Tüm bu şiddet kameralarla kayıt edildi. Herkes izledi. Adamın içinden çıkan şeytanı hepimiz dehşetle izledik.
Kamera kaydı olması iyiydi. Suç kesindi. Ceza da kesin olacaktı. Bu sefer tamamdı. Yani en azından bir cani cezasını çekecekti.
Öyle olmadı.
Videosuyla hiçbir şüpheye yer bırakmayan öldürme olayı, indirim aldı. Cezada indirim. İyi hal.
Şahıs kendini nasıl savunmuş peki?
Çok sevgili eşi o gün bir daha çocuklarının olamayacağını söylemiş, o da o kadar yıkılmış ki kendini sokaklara vurmuş.
O derdiyle doluyken bir anda karşısına çıkan kediyi görüp çocuğunun olamayacağı aklına gelmiş ve hunharca kovalamış.
Nasıl? Çok iyi değil mi? Çok iyi çalışılmış, bir adamın çocuğunun olamayacağını öğrenmesi ve erkeklik gururunu yıkılması üzerine şahane bir savunma. Resmen Hollywood film senaryosu.
Ama davayı gören hakim inanmış. İyi haldir bu deyip, indirim de uygulamış. Bir daha da yaparsan içeri girersin bak ona göre diyerek kendisini yolcu etmiş.
İşte bu kadar.
Eros'un kanı apartmanın duvarında kaldı.
Silindi, temizlendi ama hiç çıkmayacak aslında.
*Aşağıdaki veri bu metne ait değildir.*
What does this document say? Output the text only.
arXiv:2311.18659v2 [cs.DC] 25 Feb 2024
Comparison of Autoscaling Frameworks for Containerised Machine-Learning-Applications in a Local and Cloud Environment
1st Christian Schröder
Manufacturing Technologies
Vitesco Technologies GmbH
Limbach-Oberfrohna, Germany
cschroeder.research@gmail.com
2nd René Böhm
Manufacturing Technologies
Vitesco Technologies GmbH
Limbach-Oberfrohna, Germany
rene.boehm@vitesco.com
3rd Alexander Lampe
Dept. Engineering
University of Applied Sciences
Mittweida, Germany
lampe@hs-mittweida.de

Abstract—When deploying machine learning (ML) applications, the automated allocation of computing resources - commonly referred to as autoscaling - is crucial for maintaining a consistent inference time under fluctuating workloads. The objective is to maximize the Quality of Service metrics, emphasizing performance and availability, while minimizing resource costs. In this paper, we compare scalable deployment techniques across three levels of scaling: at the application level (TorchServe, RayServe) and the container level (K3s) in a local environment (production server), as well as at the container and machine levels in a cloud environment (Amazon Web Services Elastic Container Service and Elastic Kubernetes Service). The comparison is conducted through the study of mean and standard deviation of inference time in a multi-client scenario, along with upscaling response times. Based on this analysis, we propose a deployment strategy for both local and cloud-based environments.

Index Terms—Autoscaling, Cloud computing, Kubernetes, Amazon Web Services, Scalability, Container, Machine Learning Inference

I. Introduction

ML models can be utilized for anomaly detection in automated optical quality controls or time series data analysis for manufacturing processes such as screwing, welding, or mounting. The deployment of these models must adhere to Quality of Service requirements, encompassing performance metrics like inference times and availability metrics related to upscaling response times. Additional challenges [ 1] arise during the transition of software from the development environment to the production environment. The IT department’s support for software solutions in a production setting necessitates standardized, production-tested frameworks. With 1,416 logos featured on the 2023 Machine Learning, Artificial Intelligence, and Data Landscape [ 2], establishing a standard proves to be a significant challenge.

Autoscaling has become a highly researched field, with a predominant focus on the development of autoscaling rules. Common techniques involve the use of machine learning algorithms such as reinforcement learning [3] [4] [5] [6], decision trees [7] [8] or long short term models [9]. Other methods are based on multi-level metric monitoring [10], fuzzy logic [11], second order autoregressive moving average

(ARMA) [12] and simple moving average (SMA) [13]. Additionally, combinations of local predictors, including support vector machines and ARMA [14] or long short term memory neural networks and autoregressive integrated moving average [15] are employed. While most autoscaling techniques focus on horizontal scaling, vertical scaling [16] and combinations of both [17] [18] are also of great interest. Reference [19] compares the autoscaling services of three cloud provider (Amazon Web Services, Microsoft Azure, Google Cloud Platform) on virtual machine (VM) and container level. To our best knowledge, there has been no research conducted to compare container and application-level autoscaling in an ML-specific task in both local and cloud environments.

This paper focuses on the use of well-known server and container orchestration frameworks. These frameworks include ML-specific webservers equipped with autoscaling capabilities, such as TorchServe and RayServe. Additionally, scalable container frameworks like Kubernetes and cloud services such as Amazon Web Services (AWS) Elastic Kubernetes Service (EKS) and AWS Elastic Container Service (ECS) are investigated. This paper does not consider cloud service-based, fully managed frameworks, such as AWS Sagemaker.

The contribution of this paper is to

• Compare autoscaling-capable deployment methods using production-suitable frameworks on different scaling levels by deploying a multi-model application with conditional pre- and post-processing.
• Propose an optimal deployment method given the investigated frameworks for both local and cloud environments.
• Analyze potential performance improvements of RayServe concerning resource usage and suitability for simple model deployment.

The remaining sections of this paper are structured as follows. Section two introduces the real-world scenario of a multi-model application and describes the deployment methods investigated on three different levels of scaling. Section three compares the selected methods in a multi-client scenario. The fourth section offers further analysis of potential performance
O kan o duvarda sonsuza dek kalacak.
Peki.
O asansörde bir çocuk olsaydı? Yaramaz bir çocuk. Adama tekme atsaydı. Olur ya, çocuk bu.
O zaman bu şahsın savunmasında "sonrasını hatırlamıyorum, kendimi kaybetmişim" dediğini de göz önünde bulundurursak, o çocuğa ne olurdu?
Yani sinir, öfke, göz dönmesi insan hayvan fark eder mi? Bence etmez. O çocuk da tekmelenerek ölebilir miydi?
O çocuğun da kafası duvarda vurula vurula ezilir miydi?
Hakimin bakış açısına göre, adamcağız çocuğu olmayacağını öğrendiği için bunu anlayışla karşılardı. Ve yine iyi hal verirdi.
Öyle değil mi?
Bu olay İtalya'da yaşanmış olsaydı ne olacaktı biliyor musunuz?
Ertelemesiz 18 ay hapis ve 15 bin euro ceza alacaktı.
Ve birçok medeni ülkede benzer cezalar olacaktı.
Bizimse apartmanın duvarında Eros'un kanı asılı kaldı.